Suddenly I was a working gal in Oslo and boy, was it good! Coming from England, where shop assistants earn around NOK 60 an hour, I was shocked/amazed/exhilarated when my paycheck arrived a month later. This could finally explain why Scandinavians always come out on top of those "happiest in the world" lists, with 13-year-old kids already jet-setting around the world. I was definitely not feeling the recession here, and by the looks of most others in the city, they weren't either.

In addition to experiencing the financial side of life in Oslo (which can be beyond good but doesn't equate to total happiness in my book) I decided it was important to get to know the Norwegians. I was planning to dig into their souls and see what they're all about. I quickly understood this was easier said than done. Without a beer or some other alcoholic beverage, it seemed practically impossible.

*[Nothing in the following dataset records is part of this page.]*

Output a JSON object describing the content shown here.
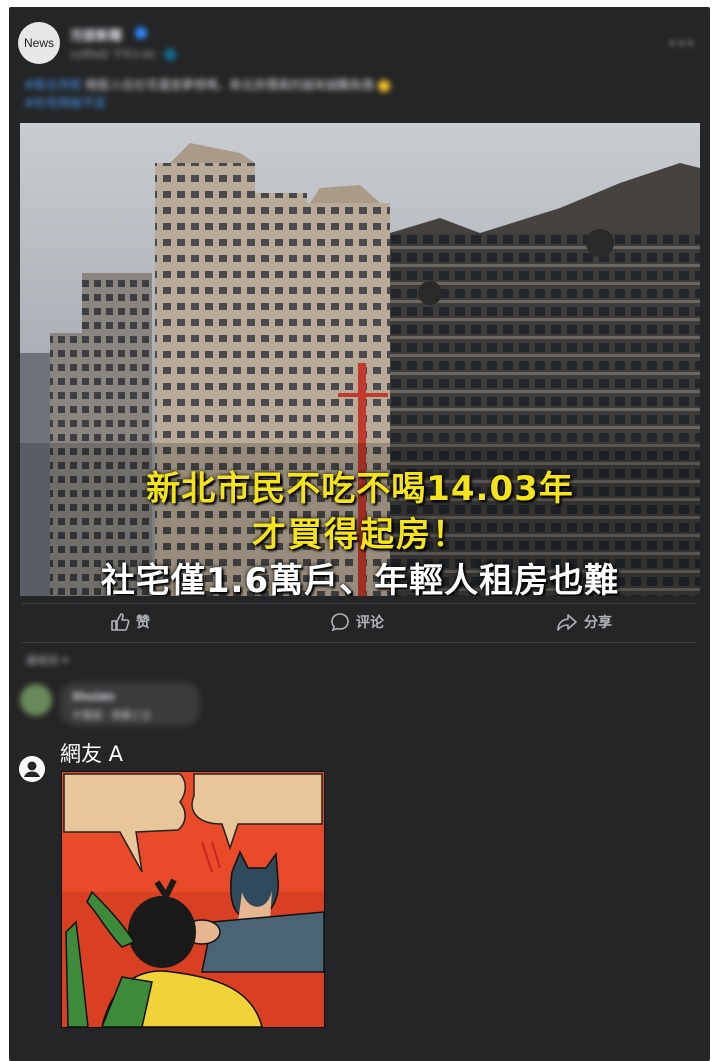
{
  "post": {
    "avatar_text": "News",
    "page_name": "污拔新聞",
    "time": "10月9日 下午2:45 · 🌐",
    "more_icon": "more-horizontal-icon",
    "caption_line1_tag": "#新北市民",
    "caption_line1": " 輕鬆入住社宅還是夢想嗎，新北房價真的越來越難負擔",
    "caption_line2": "#社宅供給不足"
  },
  "image": {
    "headline_line1": "新北市民不吃不喝14.03年",
    "headline_line2": "才買得起房！",
    "headline_line3": "社宅僅1.6萬戶、年輕人租房也難"
  },
  "actions": {
    "like_label": "赞",
    "comment_label": "评论",
    "share_label": "分享"
  },
  "comments": {
    "sort_label": "最相关 ▾",
    "first": {
      "name": "Shuian",
      "text": "不要跳 · 想要三五"
    },
    "second": {
      "name": "網友 A"
    }
  },
  "colors": {
    "post_bg": "#242526",
    "headline_yellow": "#f5e41a",
    "text_secondary": "#b0b3b8"
  }
}
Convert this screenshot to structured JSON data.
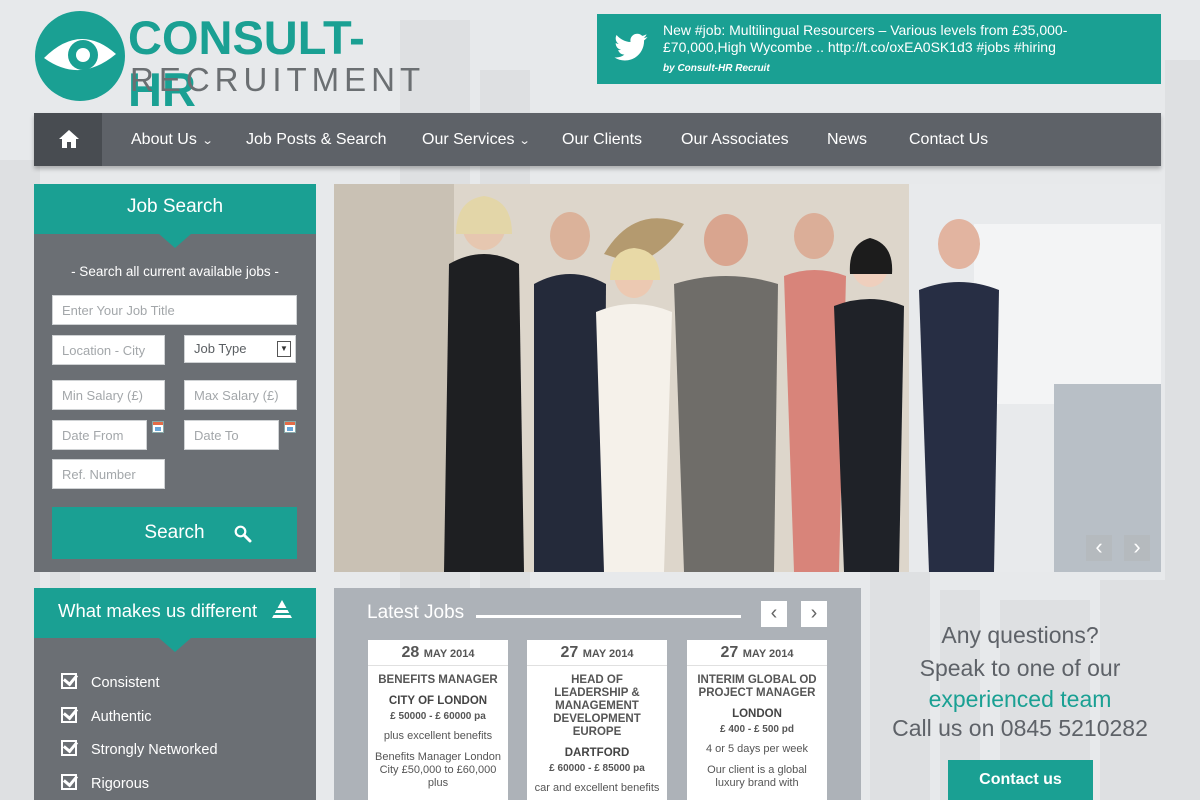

I'm not talking about older gents who are usually harder to crack anyway. No, this was dealing with 20-something adults at social events. At one point I managed to lure a Norwegian man into an intense political debate, talking for what seemed like a good two hours, and I was feeling rather pleased with myself. I thought I had actually made a friend, when another bright-eyed but slightly intoxicated friend wobbled over to me and told me not to look so smug, because the guy was obviously going to ignore me after tonight. This was, sadly, true.

Apparently, Norwegians have a tradition of socializing in packs. Once they have found their pack, they hardly leave it, and if you happen to pop a little hole into that pack (like I thought I did) you can find the hole tightly shut the next day. My Mediterranean blood had a very hard time dealing with this. My parents, living in Oslo again themselves, said it was just the way it is. I have heard that once you really crack the shell, they become friends for life, but since I was only going to be around for two months, I had a hard time seeing that happen.

After coming to terms with how Norwegians ticked, I became interested in Norway's mythological history. Trolls, for example. These little creatures are, alongside the Vikings, the most important symbols of the country and represent its land and nature. Theodor Kittelsen is one of Norway's most famous artists, and I spent lots of time poring over his drawings, especially those that illustrated some of Asbjørnsen and Moe's fairy tales. These trolls can send shivers down your spine but they're also part of what makes Norway so special. The strong sense of mysticism and close connections to the outdoors are captivating features of the country.

The two months passed quickly, and I left Oslo feeling re-connected and happy. Until we meet again, ha det bra!